The Assumptionists, formally known as the Congregation of the Augustinians of the Assumption (; abbreviated AA), is a worldwide congregation of Catholic priests and brothers. It is active in many countries.  The French branch played a major role in French political and social history in the 19th century.

Founder

Born in Le Vigan on August 30, 1810, Emmanuel d'Alzon received his initial formation in the major seminary of Montpellier (1832–1833) which he completed in Rome. A student of Félicité de Lamennais, he broke with his former mentor but remained influenced by several of his ideas. He launched numerous pastoral initiatives in the diocese of Nîmes under successive bishops : Claude Petit Benoit de Chaffoy (1822–1835), Jean-François-Marie Cart (1837–1855), Claude-Henri Plantier (1855–1875), and François-Nicolas Besson (1875–1878). D'Alzon founded two congregations, one for men (the Assumptionists) and one for women (the Oblates of the Assumption).

D'Alzon resigned from his post as vicar general in 1878 after 43 years of service. With his first disciples he undertook bold apostolic goals: the foreign missions (Australia, eastern Europe), education, the press, and pilgrimages. He died on November 21, 1880, in Nîmes and was declared Venerable by Pope John Paul II in December 1991.

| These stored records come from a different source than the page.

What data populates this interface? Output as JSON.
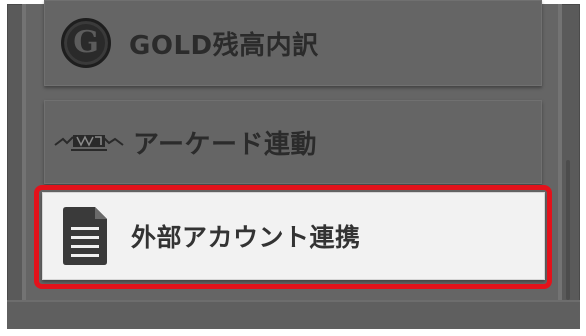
{
  "menu": {
    "items": [
      {
        "label": "GOLD残高内訳",
        "icon": "gold-coin-icon"
      },
      {
        "label": "アーケード連動",
        "icon": "arcade-logo-icon"
      },
      {
        "label": "外部アカウント連携",
        "icon": "document-icon"
      }
    ],
    "gold_icon_letter": "G"
  },
  "colors": {
    "background": "#5a5a5a",
    "item_bg": "#656565",
    "selected_item_bg": "#f2f2f2",
    "highlight": "#e3121b",
    "text": "#2b2b2b"
  }
}
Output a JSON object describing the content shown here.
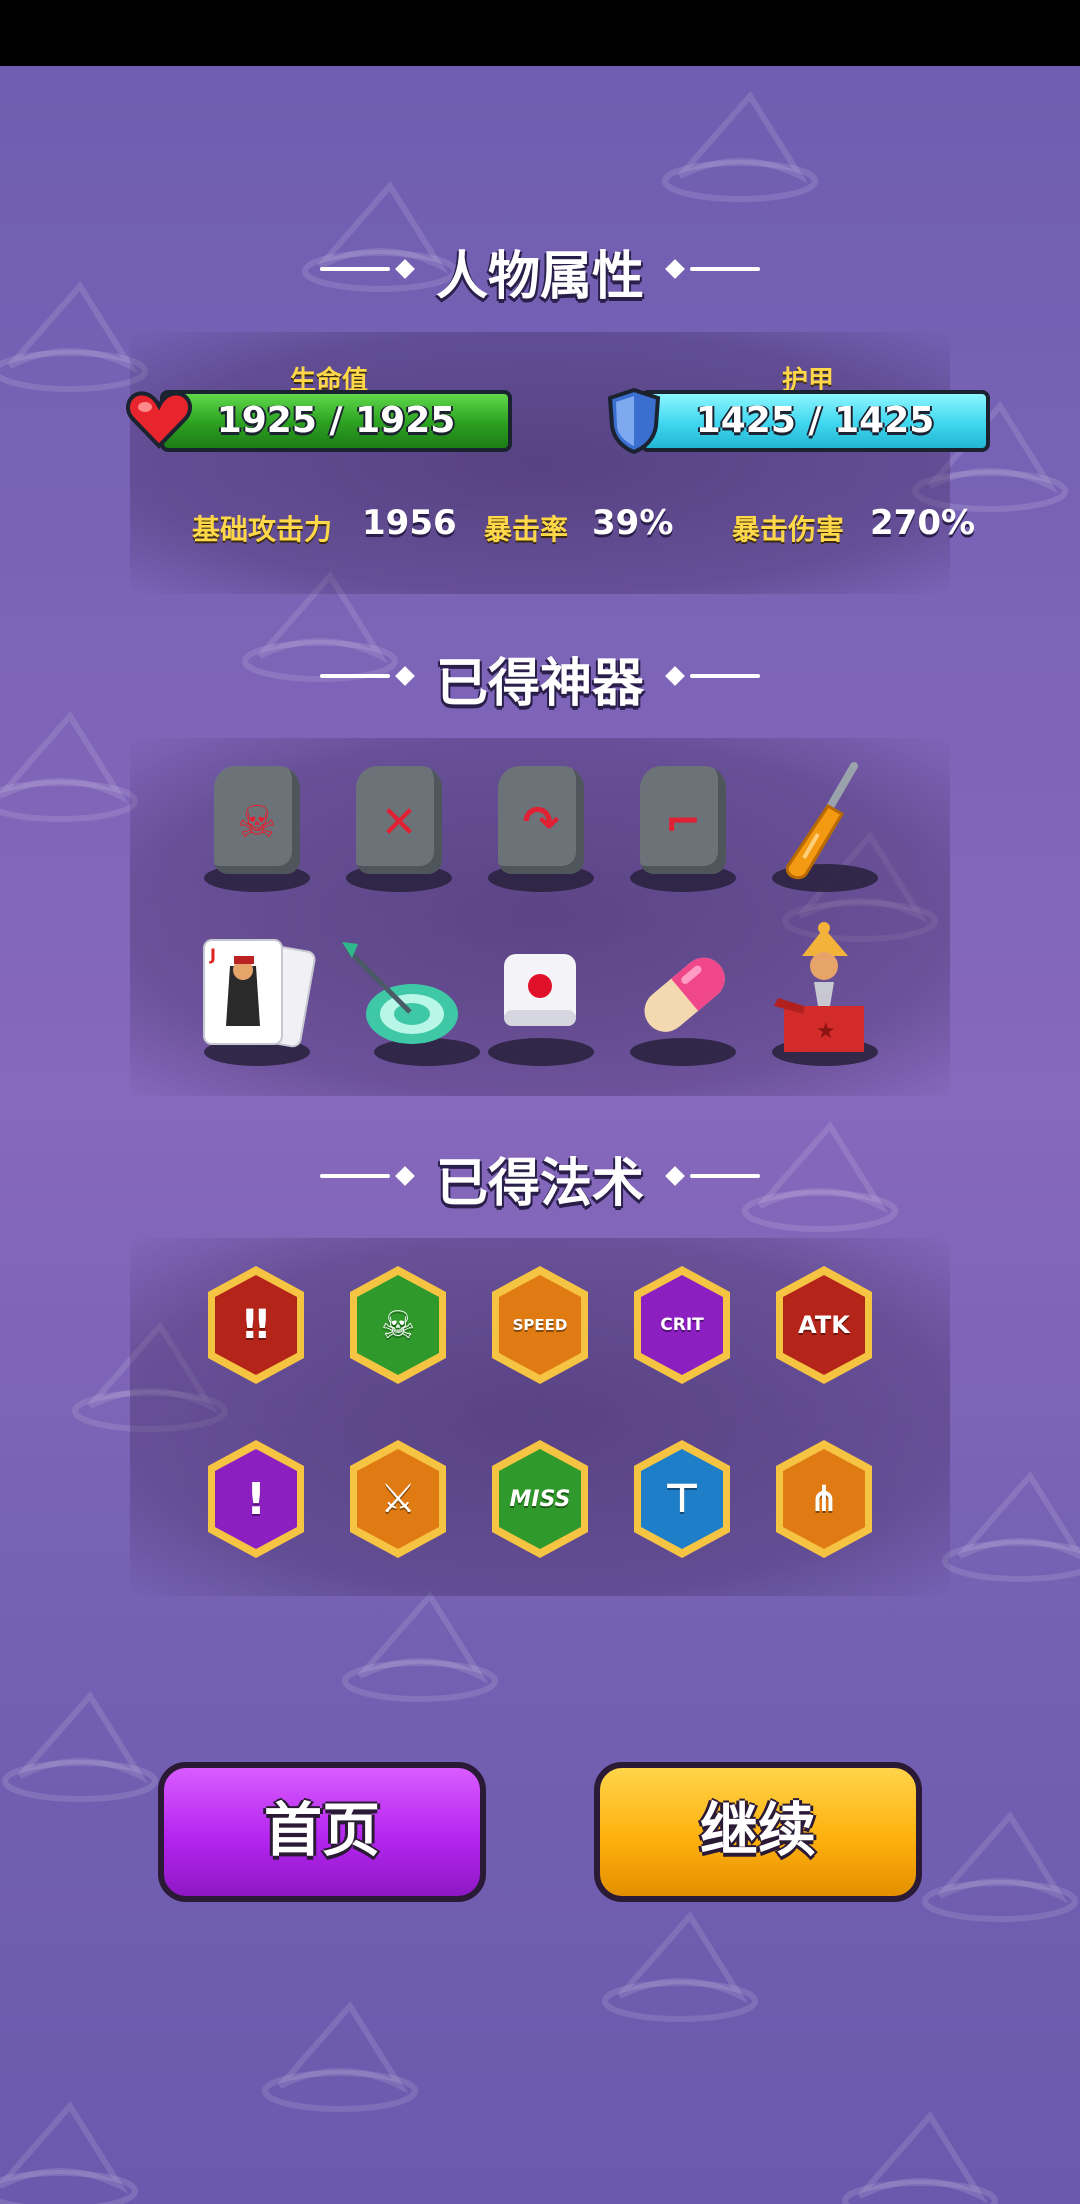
{
  "sections": {
    "attributes_title": "人物属性",
    "artifacts_title": "已得神器",
    "spells_title": "已得法术"
  },
  "stats": {
    "hp_label": "生命值",
    "hp_value": "1925 / 1925",
    "armor_label": "护甲",
    "armor_value": "1425 / 1425"
  },
  "attributes": {
    "base_attack_label": "基础攻击力",
    "base_attack_value": "1956",
    "crit_rate_label": "暴击率",
    "crit_rate_value": "39%",
    "crit_damage_label": "暴击伤害",
    "crit_damage_value": "270%"
  },
  "artifacts": [
    {
      "icon": "skull-tombstone-icon"
    },
    {
      "icon": "cross-arrows-tombstone-icon"
    },
    {
      "icon": "hook-tombstone-icon"
    },
    {
      "icon": "boot-tombstone-icon"
    },
    {
      "icon": "screwdriver-icon"
    },
    {
      "icon": "jack-card-icon"
    },
    {
      "icon": "dart-target-icon"
    },
    {
      "icon": "dice-icon"
    },
    {
      "icon": "pill-icon"
    },
    {
      "icon": "jack-in-the-box-icon"
    }
  ],
  "spells": [
    {
      "icon": "double-arrow-down-icon",
      "text": ""
    },
    {
      "icon": "skull-bounce-icon",
      "text": ""
    },
    {
      "icon": "speed-up-icon",
      "text": "SPEED"
    },
    {
      "icon": "crit-up-icon",
      "text": "CRIT"
    },
    {
      "icon": "atk-up-icon",
      "text": "ATK"
    },
    {
      "icon": "single-arrow-down-icon",
      "text": ""
    },
    {
      "icon": "crossed-swords-icon",
      "text": ""
    },
    {
      "icon": "miss-icon",
      "text": "MISS"
    },
    {
      "icon": "turret-icon",
      "text": ""
    },
    {
      "icon": "triple-arrow-icon",
      "text": ""
    }
  ],
  "buttons": {
    "home_label": "首页",
    "continue_label": "继续"
  },
  "colors": {
    "hp_bar": "#2ca021",
    "armor_bar": "#3fd6ef",
    "label_gold": "#ffd84a",
    "home_button": "#b425ef",
    "continue_button": "#ffb10e",
    "background": "#7a63b6"
  }
}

Assumptionists/Augustinians of the Assumption
The congregation had its origin in the College of the Assumption, established in Nîmes, France, in 1843, by the Rev. d'Alzon vicar-general of that diocese. Organized in 1847, the members took their public vows at Christmas of the next year. A second house was established in Paris, and they continued their work there. The congregation was formally approved by a Brief of 26 November 1864. The chief objects of the congregation are to combat the spirit of irreligion in Europe and the spread of schism in the East. To this end the Assumptionists have devoted themselves to the work of Catholic higher and secondary education, to the spread of truth by means of the Press, to the conduct of pilgrimages, and to missionary work in the East. In addition to their college at Nîmes they established Apostolic schools where poor students were educated for the priesthood without expense to themselves.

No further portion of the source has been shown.